Ranolazine does not lower incidence of first VT/VF, death in high-risk ICD patients
Ranolazine has failed to significantly reduce the incidence of the first ventricular tachycardia (VT) or ventricular fibrillation (VF) or death in high-risk patients with implantable cardioverter-defibrillators (ICDs), a recent study has found. However, this study is underpowered to detect a difference in the primary endpoint.
Moreover, prespecified secondary endpoint analyses reveal an association between ranolazine administration and a significant reduction in recurrent VT or VF requiring ICD therapy without evidence for increased mortality.
This double-blind, placebo-controlled clinical trial randomized high-risk ICD patients with ischaemic or nonischaemic cardiomyopathy to 1,000-mg ranolazine twice a day or placebo. VT or VF requiring appropriate ICD therapy or death, whichever occurred first, was the primary endpoint. Prespecified secondary endpoints included ICD shock for VT, VR or death and current VT or VR requiring ICD therapy.

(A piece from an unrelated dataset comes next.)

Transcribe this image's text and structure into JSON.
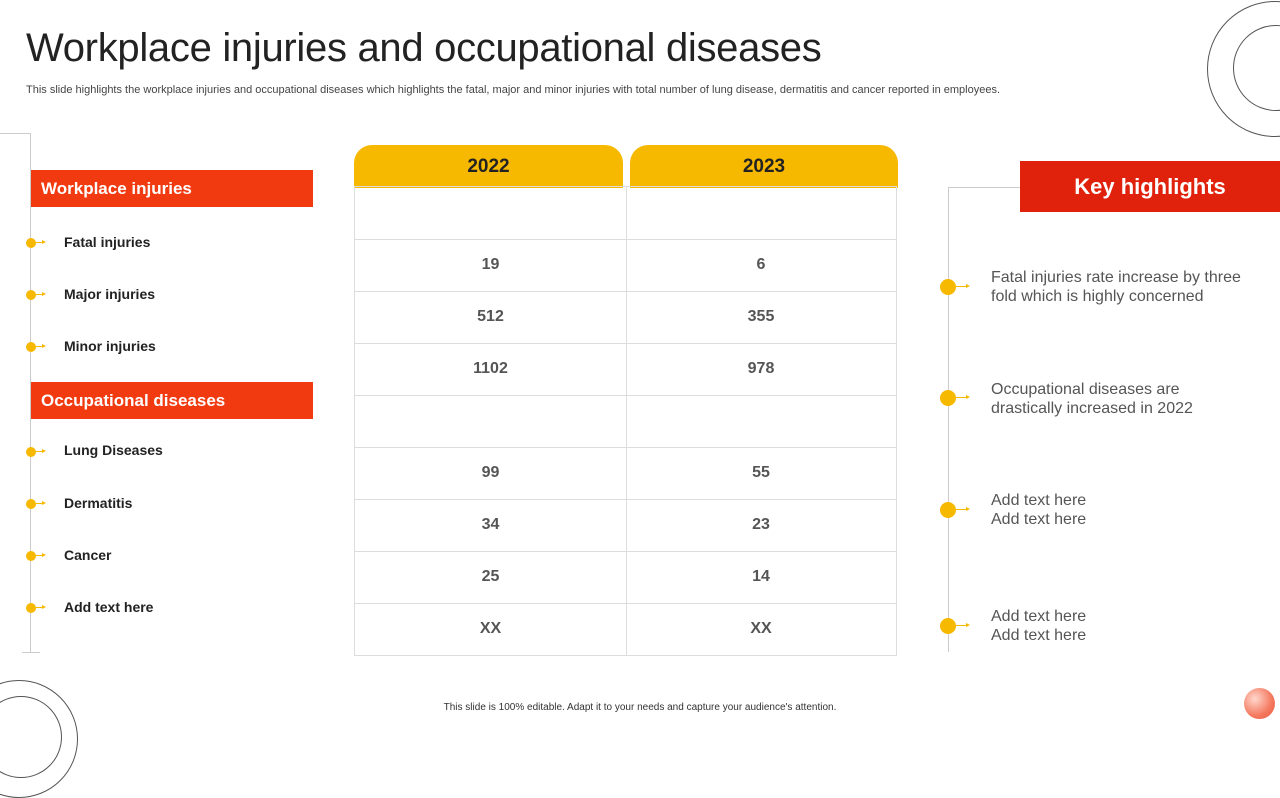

A total of 1,012 ICD patients (mean age 64 years; 18 percent women) were included in the trial (ranolazine, n=510; placebo, n=502). The primary endpoint occurred in 372 (37 percent) patients during 28 months of follow-up. There were 270 (27 percent) VT or VF cases and 148 (15 percent) deaths.
A total of 199 (39.6 percent) patients receiving placebo and 253 (49.6 percent) patients on ranolazine discontinued treatment (p=0.001). The hazard ratio (HR) for VT, VF or death with ranolazine vs placebo was 0.84 (95 percent CI, 0.67–1.05; p=0.117).
Based on a prespecified secondary analysis, patients on ranolazine had a marginally significant lower risk of ICD therapies for recurrent VT or VF (HR, 0.70; 0.51–0.96; p=0.028). No other significant treatment effects were noted in other prespecified secondary analyses, including components of the primary endpoint, inappropriate shocks, cardiac hospitalizations and quality of life.